С твоей стороны очень мило, что ты просишь моего совета насчет чтения и писательства. Боюсь, что учить тебя писать я не смогу. У меня нет времени, да я думаю, что это и вообще невозможно. Скажу тебе несколько слов о книгах. По моему мнению, тебе следует прочесть «Илиаду» и «Одиссею» в любом достоверном переводе. (Если будет не хватать времени, то одну «Илиаду».) Это величайшие произведения мировой литературы, в них грандиозные идеи выражены в форме, утонченной до простоты. Я думаю, что за Данте тебе лучше взяться немного позже. «Божественная комедия» представляет немало трудностей и, в отличие от Гомера, нуждается в комментариях. В сущности говоря, на любом другом языке, кроме итальянского, она не только непонятна, но даже производит отталкивающее впечатление. Тебе следует, на мой взгляд, снять запрет с поэзии, чтобы он не распространялся хотя бы на наиболее известные пьесы Шекспира. Нам очень повезло, что наш родной язык — английский. Знакомство и восхищение дадут тебе возможность легко справиться с задачей. Забудь, что это поэзия, и просто читай и получай удовольствие. В остальном мой список состоит из наиболее крупных английских и русских романов девятнадцатого столетия. (Если ты сама точно не знаешь их названий, спроси папу, можешь в этом вполне на него положиться!)

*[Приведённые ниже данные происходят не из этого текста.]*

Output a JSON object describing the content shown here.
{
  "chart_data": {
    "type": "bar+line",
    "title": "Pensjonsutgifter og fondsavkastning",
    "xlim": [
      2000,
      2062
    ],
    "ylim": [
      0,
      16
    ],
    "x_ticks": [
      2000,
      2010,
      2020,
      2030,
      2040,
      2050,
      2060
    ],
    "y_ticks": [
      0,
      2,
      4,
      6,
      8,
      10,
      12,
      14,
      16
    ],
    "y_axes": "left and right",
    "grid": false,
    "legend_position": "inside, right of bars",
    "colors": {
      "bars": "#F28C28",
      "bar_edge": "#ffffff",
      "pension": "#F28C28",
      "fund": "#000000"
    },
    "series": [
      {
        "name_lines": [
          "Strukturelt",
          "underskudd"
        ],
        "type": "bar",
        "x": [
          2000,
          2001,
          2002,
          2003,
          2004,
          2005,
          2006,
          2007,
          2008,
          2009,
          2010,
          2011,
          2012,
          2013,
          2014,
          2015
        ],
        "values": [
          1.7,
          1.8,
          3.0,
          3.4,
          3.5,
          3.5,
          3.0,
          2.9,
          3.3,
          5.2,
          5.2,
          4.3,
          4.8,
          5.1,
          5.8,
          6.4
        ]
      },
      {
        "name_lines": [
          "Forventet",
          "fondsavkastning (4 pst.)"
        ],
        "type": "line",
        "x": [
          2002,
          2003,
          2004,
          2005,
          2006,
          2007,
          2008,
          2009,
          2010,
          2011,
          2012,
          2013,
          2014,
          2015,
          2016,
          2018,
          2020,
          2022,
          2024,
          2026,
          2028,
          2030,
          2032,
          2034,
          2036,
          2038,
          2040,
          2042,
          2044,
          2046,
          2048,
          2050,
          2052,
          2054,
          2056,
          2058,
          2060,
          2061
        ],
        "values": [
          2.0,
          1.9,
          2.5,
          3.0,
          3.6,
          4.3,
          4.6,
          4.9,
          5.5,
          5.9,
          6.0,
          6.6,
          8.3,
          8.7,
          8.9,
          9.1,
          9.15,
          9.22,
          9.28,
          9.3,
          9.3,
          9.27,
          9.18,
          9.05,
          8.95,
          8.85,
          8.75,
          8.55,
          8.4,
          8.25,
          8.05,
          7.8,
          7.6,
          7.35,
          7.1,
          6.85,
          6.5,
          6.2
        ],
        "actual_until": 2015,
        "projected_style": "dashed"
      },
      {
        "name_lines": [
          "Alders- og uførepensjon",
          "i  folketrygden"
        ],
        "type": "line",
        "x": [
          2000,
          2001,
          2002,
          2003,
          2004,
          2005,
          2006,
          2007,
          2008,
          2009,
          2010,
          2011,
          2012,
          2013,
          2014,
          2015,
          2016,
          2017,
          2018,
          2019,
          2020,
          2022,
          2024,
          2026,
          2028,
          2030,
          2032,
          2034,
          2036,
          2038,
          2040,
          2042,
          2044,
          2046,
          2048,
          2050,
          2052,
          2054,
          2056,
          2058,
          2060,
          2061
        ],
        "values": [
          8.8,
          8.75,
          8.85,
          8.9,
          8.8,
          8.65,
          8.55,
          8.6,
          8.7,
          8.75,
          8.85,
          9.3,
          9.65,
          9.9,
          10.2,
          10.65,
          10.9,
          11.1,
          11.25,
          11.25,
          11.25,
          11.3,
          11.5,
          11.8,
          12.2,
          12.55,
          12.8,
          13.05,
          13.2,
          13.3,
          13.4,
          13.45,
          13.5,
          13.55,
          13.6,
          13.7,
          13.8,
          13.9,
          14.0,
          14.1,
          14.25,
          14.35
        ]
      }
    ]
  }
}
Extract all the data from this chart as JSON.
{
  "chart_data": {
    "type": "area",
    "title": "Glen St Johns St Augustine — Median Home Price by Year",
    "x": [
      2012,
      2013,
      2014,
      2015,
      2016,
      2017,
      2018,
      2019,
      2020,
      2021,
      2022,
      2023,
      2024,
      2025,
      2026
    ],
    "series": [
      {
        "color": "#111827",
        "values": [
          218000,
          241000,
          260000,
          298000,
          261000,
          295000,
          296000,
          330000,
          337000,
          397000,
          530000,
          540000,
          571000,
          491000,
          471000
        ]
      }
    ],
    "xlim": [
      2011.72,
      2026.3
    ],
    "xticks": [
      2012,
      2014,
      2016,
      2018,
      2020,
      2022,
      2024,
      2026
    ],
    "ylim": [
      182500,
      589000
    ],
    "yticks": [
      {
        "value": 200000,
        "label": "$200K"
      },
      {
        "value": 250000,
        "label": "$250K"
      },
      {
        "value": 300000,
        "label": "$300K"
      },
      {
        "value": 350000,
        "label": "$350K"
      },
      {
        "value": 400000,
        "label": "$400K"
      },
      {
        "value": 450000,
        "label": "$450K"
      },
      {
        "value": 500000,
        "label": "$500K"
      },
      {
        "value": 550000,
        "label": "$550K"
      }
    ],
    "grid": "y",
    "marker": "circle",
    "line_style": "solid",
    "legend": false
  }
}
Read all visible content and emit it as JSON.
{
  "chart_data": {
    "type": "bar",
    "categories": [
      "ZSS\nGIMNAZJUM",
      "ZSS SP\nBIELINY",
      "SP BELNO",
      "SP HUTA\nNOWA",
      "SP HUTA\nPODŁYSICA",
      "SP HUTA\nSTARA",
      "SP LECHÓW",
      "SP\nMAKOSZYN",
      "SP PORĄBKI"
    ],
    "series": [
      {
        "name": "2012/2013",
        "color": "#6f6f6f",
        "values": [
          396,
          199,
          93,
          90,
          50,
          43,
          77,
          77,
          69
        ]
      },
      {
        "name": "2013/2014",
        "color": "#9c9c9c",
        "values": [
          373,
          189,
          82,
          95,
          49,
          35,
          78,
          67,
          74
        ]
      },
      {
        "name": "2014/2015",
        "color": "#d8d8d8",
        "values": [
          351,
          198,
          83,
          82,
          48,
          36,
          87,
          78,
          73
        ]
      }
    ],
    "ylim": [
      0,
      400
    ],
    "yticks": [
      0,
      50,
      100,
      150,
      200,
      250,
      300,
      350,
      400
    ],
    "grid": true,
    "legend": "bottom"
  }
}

Отдайся целиком этим великим произведениям искусства. Их достанет на целую человеческую жизнь. А о писательстве особенно не заботься. Искусство — неблагодарный и часто безвозмездный труд; в твоем возрасте гораздо важнее наслаждаться им, чем служить ему. Если же ты все-таки решишься писать, не забывай о том, что ты сама говорила о стремлении к совершенству. Самое важное, что должен научиться делать писатель, это рвать написанное. Искусство имеет дело с Правдой, и не главным образом, а исключительно. Эти два слова — в сущности, синонимы. И художник ищет особый язык, чтобы высказать на нем правду. Если уж пишешь, то пиши от сердца, но осторожно, объективно. Ни в коем случае не позируй. Записывай мелочи, которые тебе представляются правдивыми. Со временем ты, может быть, найдешь в них также и красоту. Желаю тебе всего наилучшего, и спасибо за интерес к моему мнению!

Твой Брэдли».

Покончив с этим письмом, я помедлил и, поразмыслив, походив по комнате с остановками у камина и у горки, сел и стал писать дальше:


«Дорогой Марло!

Как Вы, я надеюсь, ясно поняли, Ваш визит был не только нежелателен, но и совершенно напрасен, поскольку я не намерен ни при каких обстоятельствах иметь дело с моей бывшей женой. Всякие дальнейшие попытки к сближению, по почте или лично, будут мною решительно отвергнуты. Впрочем, теперь, когда Вам известно мое отношение, надеюсь, Вы будете настолько добры и благоразумны, что оставите меня в покое. Весьма признателен за Вашу помощь у мистера и миссис Баффин. Должен сказать, на случай если Вы питаете надежду продолжить знакомство, что специально просил их не принимать Вас, и Вас принимать не будут. Искренне Ваш

Брэдли Пирсон».


Вчера перед уходом Фрэнсис исхитрился сунуть мне в карман листок бумаги со своим адресом и номером телефона. Я списал адрес на конверт и бросил бумажку в корзину.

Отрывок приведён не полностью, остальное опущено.